Told through the eyes of lieutenant  Mellas you find the story begins on Matterhorn, the name given to a hill that the American troops are defending to try and stop the North Vietnamese from incurring further into South Vietnam. The daily routine involves going out on probing search and destroy missions, defending the lines at night from attack and spending the time inbetween trying to behave as normally as possible, whilst constantly fighting the fear of death. 

And people do die. Young men die in the most wasteful and the most heroic ways. With the powers that be deciding that troops need to be deployed to the low lands Matterhorn is abandoned and other mountains around. But the enemy is always moving and they have to retake that ground in a bloody encounter. Most of Mellas's  platoon is wiped out and the young men suffer brutal and horrific injuries and die on the hillside and in their bunkers. 

As American troops come and go in their helicopters contesting pockets of land, which they then often relinquish after the enemy moves off, you wonder what sort of war this is. The approach taken in World War II to capture land and push the enemy back was almost non-existent in Vietnam, where body count was used to try and measure success. 

Failing to define success gives an army a haunting sense of never being able to rest. Even back at base you can't relax as the front line is everywhere.
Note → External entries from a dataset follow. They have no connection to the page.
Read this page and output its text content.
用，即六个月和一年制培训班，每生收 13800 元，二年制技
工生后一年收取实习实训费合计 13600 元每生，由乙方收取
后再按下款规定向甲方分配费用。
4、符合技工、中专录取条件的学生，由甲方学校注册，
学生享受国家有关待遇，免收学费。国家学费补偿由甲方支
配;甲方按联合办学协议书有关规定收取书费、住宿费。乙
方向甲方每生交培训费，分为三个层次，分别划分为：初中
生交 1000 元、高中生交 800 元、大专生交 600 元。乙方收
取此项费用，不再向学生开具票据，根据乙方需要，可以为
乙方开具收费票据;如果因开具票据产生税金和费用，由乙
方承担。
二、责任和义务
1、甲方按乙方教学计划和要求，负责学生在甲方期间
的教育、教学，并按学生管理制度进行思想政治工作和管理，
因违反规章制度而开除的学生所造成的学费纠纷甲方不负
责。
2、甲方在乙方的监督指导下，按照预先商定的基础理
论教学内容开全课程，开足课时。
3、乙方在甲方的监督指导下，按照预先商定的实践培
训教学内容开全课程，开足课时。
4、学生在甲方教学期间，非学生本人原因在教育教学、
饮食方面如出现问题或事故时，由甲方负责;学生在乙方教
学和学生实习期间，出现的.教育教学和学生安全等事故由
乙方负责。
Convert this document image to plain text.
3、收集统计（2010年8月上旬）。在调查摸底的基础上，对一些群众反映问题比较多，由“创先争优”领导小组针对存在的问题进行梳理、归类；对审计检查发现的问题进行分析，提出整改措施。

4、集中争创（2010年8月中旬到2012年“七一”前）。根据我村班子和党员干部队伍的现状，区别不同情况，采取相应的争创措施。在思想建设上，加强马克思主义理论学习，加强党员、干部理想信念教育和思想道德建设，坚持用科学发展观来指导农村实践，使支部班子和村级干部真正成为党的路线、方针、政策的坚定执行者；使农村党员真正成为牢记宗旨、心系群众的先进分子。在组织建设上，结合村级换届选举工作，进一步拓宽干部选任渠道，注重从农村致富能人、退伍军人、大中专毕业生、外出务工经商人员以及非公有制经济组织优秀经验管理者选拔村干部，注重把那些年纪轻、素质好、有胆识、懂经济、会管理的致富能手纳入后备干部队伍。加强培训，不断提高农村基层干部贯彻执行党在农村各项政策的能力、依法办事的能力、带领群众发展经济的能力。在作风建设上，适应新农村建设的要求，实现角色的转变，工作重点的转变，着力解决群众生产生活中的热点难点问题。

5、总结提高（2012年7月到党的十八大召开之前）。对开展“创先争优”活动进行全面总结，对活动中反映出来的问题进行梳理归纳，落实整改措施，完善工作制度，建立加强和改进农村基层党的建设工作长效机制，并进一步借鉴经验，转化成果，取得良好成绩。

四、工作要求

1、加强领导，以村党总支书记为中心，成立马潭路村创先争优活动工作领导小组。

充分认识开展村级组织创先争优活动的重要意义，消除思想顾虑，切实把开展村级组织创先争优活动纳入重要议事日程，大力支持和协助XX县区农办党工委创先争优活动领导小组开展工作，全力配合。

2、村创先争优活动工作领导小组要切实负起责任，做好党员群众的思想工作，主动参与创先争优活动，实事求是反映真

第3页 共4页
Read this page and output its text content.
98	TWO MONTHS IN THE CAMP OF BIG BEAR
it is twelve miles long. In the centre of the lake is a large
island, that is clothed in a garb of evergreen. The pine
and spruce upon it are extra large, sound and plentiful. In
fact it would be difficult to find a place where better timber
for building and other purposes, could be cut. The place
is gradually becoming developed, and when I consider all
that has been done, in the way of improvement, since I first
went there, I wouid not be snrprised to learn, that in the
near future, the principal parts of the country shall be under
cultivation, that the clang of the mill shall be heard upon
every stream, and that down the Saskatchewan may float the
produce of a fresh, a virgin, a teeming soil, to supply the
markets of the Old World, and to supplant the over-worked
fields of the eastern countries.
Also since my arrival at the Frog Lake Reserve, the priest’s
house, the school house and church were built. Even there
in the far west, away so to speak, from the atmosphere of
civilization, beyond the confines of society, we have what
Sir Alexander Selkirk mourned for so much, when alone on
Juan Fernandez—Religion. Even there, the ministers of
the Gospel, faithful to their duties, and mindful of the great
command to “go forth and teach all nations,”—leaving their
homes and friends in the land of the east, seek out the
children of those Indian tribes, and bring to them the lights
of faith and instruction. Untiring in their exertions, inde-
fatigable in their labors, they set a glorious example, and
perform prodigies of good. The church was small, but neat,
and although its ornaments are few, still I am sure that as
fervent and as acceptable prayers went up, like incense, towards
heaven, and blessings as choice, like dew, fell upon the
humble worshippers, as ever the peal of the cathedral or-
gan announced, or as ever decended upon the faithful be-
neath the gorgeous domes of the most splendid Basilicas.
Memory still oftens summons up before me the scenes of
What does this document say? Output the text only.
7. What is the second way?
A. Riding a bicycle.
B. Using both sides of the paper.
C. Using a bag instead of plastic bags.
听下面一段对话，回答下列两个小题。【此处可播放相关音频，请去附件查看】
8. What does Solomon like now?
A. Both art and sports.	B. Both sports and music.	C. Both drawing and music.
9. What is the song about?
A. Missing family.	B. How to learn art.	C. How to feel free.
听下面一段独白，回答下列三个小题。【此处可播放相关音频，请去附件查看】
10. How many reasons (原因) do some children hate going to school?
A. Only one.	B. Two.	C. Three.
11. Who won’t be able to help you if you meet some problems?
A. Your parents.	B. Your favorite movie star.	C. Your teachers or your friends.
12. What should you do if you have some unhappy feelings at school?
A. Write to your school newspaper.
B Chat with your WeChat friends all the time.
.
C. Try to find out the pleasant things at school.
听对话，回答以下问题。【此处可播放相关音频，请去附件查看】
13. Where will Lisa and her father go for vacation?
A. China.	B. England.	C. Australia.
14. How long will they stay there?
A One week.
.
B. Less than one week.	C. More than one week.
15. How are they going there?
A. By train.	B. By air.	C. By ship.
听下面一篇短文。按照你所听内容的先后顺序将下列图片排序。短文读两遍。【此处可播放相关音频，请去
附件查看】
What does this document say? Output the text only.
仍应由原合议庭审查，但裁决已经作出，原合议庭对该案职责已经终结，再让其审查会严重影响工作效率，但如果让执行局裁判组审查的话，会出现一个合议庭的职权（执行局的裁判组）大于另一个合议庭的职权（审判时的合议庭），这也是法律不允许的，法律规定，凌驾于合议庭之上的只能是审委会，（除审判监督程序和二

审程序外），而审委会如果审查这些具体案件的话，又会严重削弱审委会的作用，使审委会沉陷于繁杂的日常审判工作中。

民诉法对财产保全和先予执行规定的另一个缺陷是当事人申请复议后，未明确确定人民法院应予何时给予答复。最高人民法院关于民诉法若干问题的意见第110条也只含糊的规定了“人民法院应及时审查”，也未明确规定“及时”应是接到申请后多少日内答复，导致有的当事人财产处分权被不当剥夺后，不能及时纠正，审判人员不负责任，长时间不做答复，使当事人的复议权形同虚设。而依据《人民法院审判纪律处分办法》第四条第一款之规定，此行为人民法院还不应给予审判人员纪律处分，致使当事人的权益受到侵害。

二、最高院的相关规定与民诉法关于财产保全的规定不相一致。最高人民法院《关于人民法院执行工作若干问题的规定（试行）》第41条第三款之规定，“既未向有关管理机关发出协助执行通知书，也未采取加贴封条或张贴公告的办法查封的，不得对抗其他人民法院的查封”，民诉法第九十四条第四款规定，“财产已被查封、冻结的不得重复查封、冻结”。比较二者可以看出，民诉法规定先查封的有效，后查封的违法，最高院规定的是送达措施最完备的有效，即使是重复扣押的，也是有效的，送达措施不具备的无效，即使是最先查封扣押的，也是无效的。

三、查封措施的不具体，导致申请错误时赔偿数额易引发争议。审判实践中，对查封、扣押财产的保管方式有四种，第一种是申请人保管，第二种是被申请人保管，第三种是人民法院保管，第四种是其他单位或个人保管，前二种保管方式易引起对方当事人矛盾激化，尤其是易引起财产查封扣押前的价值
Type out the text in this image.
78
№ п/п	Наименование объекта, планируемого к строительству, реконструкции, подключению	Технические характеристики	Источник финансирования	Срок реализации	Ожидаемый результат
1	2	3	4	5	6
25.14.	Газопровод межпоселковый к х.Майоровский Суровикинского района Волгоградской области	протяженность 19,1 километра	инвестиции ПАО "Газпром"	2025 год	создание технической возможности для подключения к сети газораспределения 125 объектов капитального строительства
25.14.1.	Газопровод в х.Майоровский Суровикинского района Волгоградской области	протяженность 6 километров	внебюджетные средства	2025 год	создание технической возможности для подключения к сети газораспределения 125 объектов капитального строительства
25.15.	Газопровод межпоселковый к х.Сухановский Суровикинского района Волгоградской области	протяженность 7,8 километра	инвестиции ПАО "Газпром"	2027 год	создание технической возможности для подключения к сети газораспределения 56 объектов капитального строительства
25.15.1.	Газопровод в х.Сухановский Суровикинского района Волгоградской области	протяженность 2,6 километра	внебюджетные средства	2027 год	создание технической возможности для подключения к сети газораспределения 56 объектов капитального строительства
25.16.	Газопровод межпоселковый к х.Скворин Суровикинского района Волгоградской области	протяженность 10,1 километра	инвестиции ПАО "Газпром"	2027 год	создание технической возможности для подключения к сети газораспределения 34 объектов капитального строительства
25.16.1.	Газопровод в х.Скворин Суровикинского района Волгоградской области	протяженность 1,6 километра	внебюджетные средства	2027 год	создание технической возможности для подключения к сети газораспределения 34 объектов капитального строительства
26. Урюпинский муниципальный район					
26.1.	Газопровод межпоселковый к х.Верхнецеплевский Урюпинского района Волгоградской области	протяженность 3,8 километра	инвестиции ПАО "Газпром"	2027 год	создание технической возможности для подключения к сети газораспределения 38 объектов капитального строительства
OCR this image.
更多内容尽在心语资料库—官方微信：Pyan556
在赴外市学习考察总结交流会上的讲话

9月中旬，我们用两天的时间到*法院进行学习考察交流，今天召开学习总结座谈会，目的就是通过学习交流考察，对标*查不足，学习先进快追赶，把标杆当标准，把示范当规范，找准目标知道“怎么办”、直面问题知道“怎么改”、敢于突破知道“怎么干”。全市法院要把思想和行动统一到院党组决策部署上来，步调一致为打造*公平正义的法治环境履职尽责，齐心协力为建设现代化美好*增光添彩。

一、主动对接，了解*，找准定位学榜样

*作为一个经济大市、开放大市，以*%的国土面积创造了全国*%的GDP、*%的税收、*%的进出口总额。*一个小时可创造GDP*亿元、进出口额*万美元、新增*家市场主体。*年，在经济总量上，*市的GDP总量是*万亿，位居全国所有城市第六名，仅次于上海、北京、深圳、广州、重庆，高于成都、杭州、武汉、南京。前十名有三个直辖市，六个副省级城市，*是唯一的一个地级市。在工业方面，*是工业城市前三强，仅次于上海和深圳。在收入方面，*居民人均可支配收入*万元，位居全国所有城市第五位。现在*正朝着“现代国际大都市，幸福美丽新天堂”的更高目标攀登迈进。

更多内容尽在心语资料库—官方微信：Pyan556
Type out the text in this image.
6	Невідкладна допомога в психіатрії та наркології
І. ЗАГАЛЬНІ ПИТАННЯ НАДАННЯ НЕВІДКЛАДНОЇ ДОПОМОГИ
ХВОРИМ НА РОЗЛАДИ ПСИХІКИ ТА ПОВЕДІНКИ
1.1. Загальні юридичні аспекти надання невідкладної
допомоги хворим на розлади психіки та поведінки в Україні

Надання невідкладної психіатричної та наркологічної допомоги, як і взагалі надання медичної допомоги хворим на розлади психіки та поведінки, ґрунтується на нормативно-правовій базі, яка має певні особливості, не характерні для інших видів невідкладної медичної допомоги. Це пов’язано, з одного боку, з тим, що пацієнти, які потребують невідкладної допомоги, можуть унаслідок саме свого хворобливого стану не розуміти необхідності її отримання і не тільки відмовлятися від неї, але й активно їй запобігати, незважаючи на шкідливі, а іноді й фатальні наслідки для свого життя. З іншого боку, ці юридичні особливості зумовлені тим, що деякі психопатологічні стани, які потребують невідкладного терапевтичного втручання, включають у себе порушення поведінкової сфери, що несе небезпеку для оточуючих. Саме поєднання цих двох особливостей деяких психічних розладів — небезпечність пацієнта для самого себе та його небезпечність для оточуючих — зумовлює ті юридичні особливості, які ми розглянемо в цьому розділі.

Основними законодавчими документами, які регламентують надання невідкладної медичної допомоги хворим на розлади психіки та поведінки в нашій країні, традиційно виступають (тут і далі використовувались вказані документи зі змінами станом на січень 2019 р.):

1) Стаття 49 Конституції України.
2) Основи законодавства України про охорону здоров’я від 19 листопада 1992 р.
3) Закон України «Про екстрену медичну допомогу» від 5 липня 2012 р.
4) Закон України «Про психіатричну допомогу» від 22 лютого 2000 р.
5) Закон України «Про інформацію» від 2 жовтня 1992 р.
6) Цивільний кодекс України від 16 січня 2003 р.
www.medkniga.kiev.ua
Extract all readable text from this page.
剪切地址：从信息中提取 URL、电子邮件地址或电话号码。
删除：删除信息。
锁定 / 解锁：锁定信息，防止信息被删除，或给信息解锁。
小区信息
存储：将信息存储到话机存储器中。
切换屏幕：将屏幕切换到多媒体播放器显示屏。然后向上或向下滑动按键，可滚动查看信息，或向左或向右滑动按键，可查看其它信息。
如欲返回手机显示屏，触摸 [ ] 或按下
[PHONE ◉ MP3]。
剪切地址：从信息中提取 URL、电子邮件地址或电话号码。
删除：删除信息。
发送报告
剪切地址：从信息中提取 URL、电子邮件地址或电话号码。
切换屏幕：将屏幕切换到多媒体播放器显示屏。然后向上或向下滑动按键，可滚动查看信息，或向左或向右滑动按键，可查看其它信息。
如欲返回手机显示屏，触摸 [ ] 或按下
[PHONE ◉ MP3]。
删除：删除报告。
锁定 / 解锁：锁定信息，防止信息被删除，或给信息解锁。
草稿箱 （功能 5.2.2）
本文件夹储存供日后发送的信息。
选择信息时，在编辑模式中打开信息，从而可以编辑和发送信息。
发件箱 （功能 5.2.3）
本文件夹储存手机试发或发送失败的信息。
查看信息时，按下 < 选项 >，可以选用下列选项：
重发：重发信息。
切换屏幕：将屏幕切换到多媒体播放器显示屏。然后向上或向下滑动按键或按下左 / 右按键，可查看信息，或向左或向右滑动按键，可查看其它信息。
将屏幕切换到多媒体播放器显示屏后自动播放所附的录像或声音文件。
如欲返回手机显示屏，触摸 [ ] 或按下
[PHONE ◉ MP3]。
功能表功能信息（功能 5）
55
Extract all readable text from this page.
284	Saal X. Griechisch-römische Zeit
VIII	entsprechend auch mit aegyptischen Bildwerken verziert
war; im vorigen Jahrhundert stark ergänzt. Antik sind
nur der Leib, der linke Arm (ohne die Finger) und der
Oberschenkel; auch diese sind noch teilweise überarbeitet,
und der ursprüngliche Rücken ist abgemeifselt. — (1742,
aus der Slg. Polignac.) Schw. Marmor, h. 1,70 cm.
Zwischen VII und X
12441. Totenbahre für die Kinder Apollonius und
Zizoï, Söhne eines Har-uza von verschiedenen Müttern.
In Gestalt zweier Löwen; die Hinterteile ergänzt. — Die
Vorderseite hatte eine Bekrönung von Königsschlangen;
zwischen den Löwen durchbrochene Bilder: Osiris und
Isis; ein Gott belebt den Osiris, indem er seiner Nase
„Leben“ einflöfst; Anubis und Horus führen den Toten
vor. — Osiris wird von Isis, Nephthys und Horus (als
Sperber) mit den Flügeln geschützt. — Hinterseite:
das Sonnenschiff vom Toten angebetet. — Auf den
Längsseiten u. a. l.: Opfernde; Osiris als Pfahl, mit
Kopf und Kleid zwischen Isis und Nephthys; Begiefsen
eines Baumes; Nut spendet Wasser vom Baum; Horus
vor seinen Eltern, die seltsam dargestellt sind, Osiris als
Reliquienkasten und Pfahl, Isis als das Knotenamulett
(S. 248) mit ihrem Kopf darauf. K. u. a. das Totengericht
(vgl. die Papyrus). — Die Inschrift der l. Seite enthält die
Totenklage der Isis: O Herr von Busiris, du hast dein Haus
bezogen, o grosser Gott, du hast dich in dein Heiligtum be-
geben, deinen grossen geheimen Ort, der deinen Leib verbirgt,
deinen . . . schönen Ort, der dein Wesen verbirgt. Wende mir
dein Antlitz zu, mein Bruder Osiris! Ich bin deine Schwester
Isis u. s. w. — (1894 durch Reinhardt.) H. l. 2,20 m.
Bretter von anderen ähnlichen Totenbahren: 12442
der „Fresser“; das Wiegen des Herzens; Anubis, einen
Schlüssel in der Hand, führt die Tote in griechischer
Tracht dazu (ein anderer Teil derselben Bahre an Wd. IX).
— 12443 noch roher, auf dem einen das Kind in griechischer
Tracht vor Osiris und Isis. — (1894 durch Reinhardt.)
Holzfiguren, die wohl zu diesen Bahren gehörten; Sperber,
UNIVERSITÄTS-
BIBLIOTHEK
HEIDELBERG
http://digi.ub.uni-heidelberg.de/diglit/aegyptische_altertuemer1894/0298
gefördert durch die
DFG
Plus back at base there is a battle with the politics as the rise of black power and the racial tension is never far away from the surface. Ambitious want-to-be generals push their troops harder and harder as as they look for promotion, medals and glory for themselves. 

Marlantes writes the story from numerous viewpoints giving you an insight into the pressure everybody feels, including those that are ordering the troops into the front line battles. It feels totally authentic because it was written by somebody who was there and somebody who cares deeply about his fellow soldiers and wanted to tell their story. 

He writes a story which works from beginning to end and leaves you frazzled after sharing some of the horrors of war. At the end you are left wondering about the futility of it all and feeling frustration at the pointlessness of the deaths of such young men on both sides of the conflict. 

Sadly I suspect that those who are not interested in the history of the Vietnam war would not pick up such a weighty tome. But the war is a backdrop to some universal Issues about politics, race, fear and heroism. This is a story from the past that challenges us to think about the future. To think about Afghanistan and any conflict where young men and women are going through a similar hell.